The state of 2011 Great Plains crop and livestock production was all too apparent during a drive from the Texas Panhandle to north-central Nebraska late last week. Drought-stricken, heavily parched, non-producing land yielded to acre-after-acre of lush corn and soybeans ready to bust bins if perfect weather continues.

The drive by your eWheat editor, as sick of southern-plains century-mark temperatures as any, brought to life drought-illustrating weather maps seen all year that virtually split the country into a brown and green nation. As rivers and streams remained filled up north, wildfires flared up again in Oklahoma and Texas, destroying hundreds of rural and urban homes. The big storms, Irene and Lee, brought welcomed rainfall to many regions, but not without flooding many others.

Southern farmers and ranchers are ready to plant winter wheat. But lack of soil moisture will prevent it for many eager to get forage started for fall grazing in regions scraping to keep cattle herds intact and keep from paying astronomical prices for hay that’s flourishing in regions from northern Kansas on up.

Meanwhile, strong wheat prices are providing early marketing opportunities for 2012 – if there is a crop to sell. It comes down to some sort of crop insurance or crop protection program, says Kim Anderson, Oklahoma State University Extension crop marketing specialist. “The single most important step in marketing 2012 wheat may be purchasing crop insurance,” Anderson says, noting that Oklahoma, Texas, the southern half of Kansas and southeastern Colorado are all suffering severe drought.

 “The long-term forecast indicates that the drought will continue. Crop insurance rates will not be available until about Sept. 15. The insured price will be the average of the Kansas City Board of Trade (KCBT) July wheat contract daily close for the Aug. 15 through Sept. 14 time period.

 “One note on prevented planting (under the federal farm program),” Anderson adds. “Word has it that USDA’s Risk Management Agency will not accept dry conditions as a reason for prevented planting. This implies that wheat must be ‘dusted-in’ by the final planting date.”

Spring wheat isn’t living up to expectations for some, says Mark Welch, Texas AgriLife Extension economist, noting that last week’s USDA Crop Progress reportshowed further declines in the spring wheat crop condition. “With harvest now about 50% complete, yields to this point have been disappointing, adding to price support for wheat,” he says.

Welch adds that globally, projected wheat supplies are on the rise, pointing out that the International Grains Council’s Grain Market Report shows another increase in 2011-2012 production. While projected use is still above production, that gap has been narrowing all summer. The projected world stocks-to-use ratio is still lower than last year’s 29.3%, but has risen from 27.3% to 28.2% over the last four months.

U.S. wheat exports are facing increased competition in world markets as evidenced by the export sales commitments in the 2011-2012 marketing year, Welch says. “In a normal year, a third of the yearly sales would be on the books by the end of August, this year it’s only 20%,” he says. “On average, over half of the sales for the year occur in the first four months.”

Anderson says “farmers everywhere in the world” react to high wheat prices by increasing planted acres.
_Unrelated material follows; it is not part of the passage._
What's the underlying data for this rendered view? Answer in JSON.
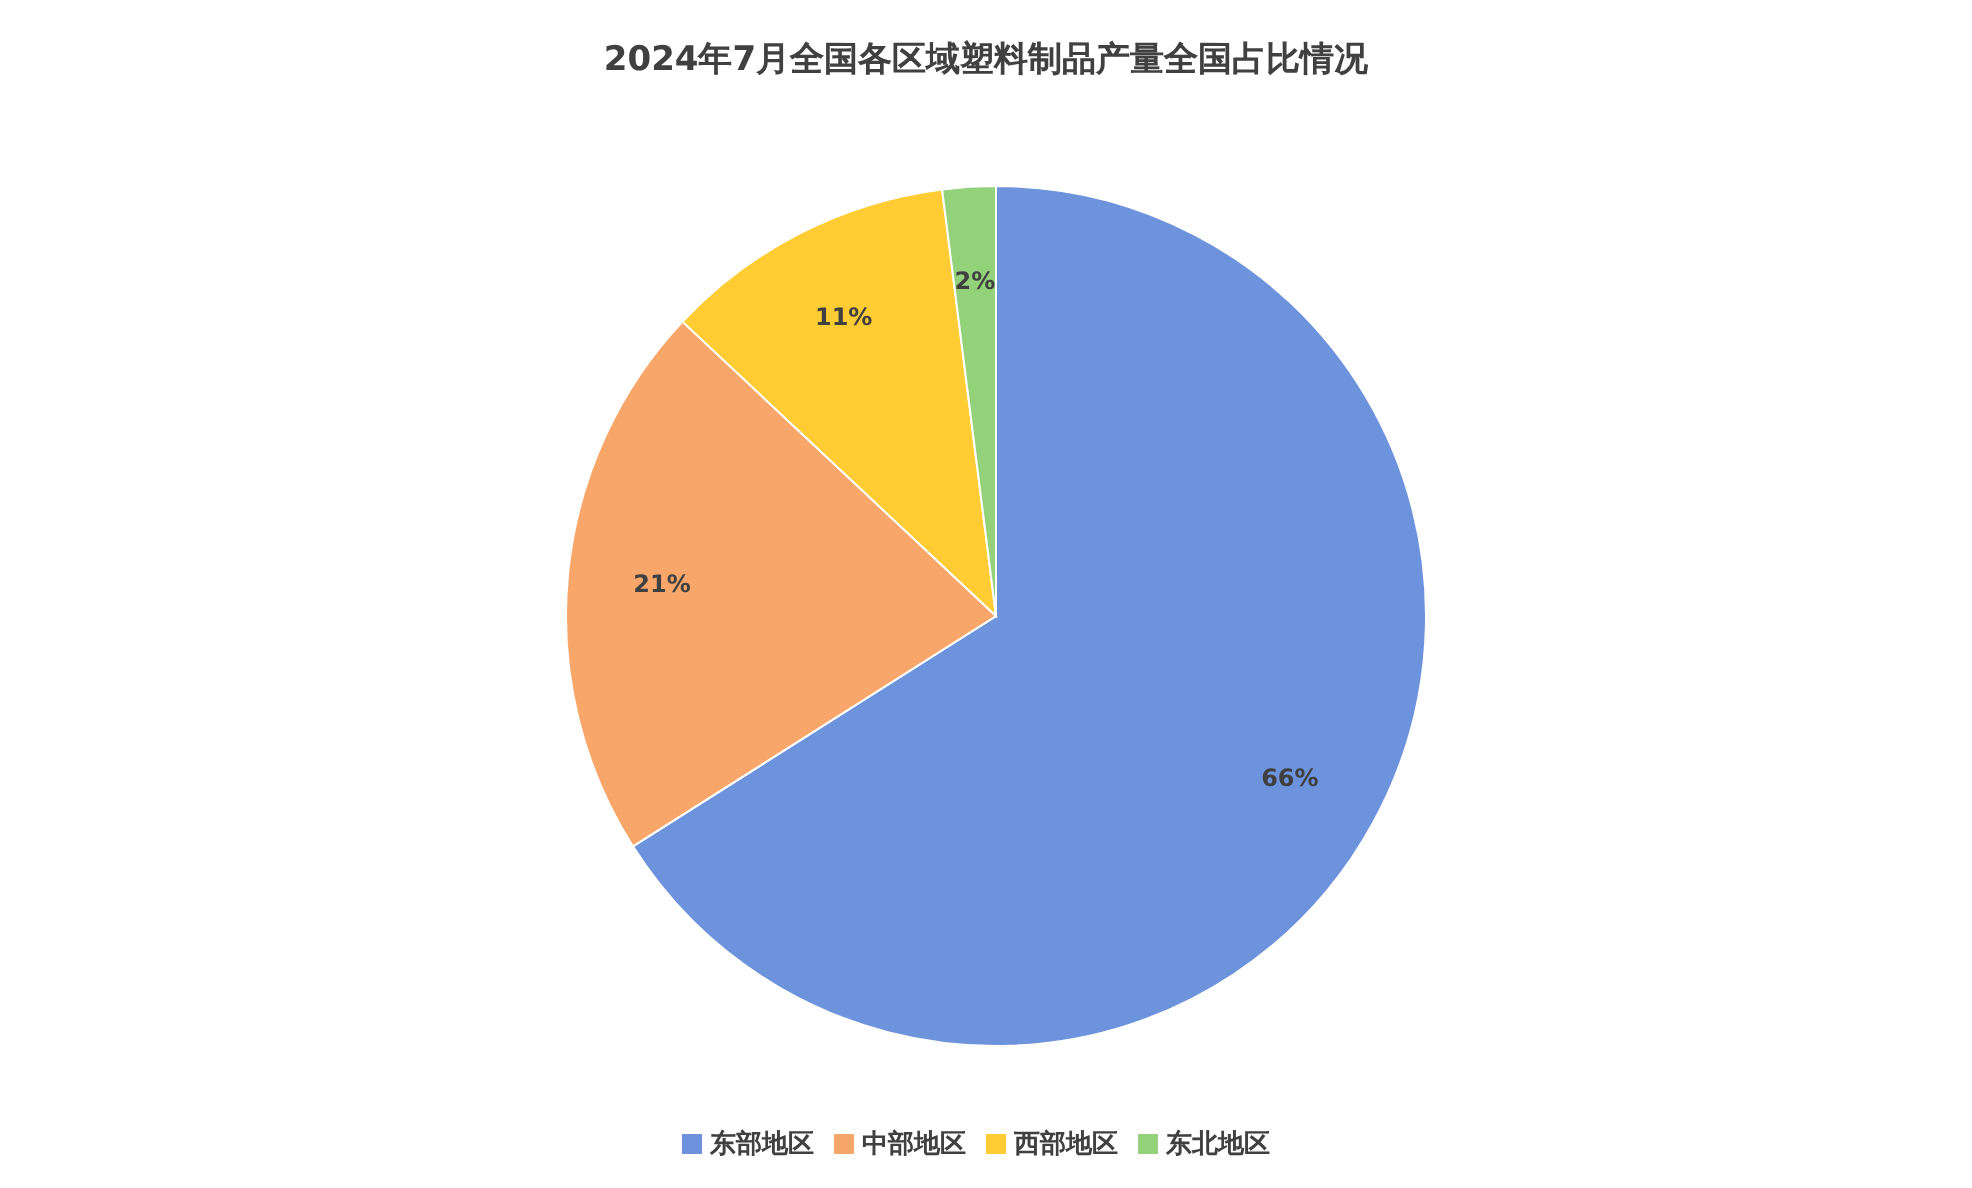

If the weather cooperates, wheat production for the 2012-2013 marketing year will be above average and 2012-2013 prices will be lower than current prices.

 “Hard red winter producers in the southern plains need to insure production and income first,” he says. “Because of yield uncertainty, price will probably not be a factor until a few months before harvest or when the wheat is in the bin.”

As cooler temperatures finally eased at least one part of the weather problem in the southern plains, farmers were at least more upbeat about chances for getting the next crop in the ground. Hopefully, rainfall will follow and bring production conditions back to normal, or at least what used to be normal.